Snark aside, ARCAM’s Radia+ launch is a sign of something bigger. Music tech is finally waking up from the gimmick era. For years, companies tried to sell us on “smart speakers” that mostly listened to our conversations, or headphones that needed an app update every time you blinked.

But ARCAM is betting on something refreshingly old-school: people actually care about sound. They care about plugging in a record player, streaming Spotify or Tidal losslessly, and watching their OLED TV without sound that makes you wonder if you accidentally turned on the dishwasher.

In other words: music tech that respects music. Revolutionary, right?


The Snarky But Optimistic Take

Sure, these amps aren’t cheap. You could buy a whole month of groceries—or, you know, one concert ticket on Ticketmaster—for what ARCAM is charging for an A5+. But compared to the nonsense pricing in most of the tech world ($3,500 for a VR headset you use twice, anyone?), $1,200–$2,000 for something that will actually last a decade feels almost… reasonable.
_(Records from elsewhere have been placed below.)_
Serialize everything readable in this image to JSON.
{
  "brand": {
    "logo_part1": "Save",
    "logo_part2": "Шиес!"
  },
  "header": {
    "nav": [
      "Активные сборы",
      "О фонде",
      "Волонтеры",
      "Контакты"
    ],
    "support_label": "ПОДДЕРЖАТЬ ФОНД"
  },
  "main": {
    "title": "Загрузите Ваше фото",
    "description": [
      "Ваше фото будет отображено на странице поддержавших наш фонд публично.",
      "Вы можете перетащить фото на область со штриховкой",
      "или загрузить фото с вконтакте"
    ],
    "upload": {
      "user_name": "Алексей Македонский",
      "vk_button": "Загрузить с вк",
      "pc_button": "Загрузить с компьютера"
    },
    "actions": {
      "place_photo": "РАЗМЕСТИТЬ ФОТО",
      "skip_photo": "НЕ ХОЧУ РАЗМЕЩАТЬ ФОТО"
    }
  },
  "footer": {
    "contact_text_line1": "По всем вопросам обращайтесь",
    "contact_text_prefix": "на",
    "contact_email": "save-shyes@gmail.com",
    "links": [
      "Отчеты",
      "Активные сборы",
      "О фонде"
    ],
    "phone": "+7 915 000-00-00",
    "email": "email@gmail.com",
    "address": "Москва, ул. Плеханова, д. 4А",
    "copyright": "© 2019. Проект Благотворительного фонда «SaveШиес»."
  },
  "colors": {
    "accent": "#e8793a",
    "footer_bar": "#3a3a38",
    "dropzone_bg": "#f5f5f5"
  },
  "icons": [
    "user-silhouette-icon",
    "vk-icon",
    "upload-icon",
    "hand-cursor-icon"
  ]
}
Even better: ARCAM isn’t pretending these are “lifestyle devices” or “AI-powered experiences.” They’re amplifiers. They make your music sound better. That’s it. And in a tech world where every company wants to disrupt your soul, that level of honesty is almost punk rock.

So yes, I’ll snark about transformer windings and power supply impedance. But I’ll also admit: the ARCAM A5+, A15+, and A25+ are a reminder that music tech can still be exciting without being absurd. And that’s something worth turning up the volume on.


Final Note

The ARCAM Radia+ amplifiers make their U.S. debut at CEDIA Expo 2025 in Denver, Booth #2512 and will ship in early Q4. By then, we’ll probably have five new social networks and three new AI models that claim to “reinvent music discovery.” But these amps? They’ll still just be sitting there, doing the one thing that never goes out of style: making your music sound damn good.

Because sometimes the most radical move in music tech is to keep it simple—and make it sound better.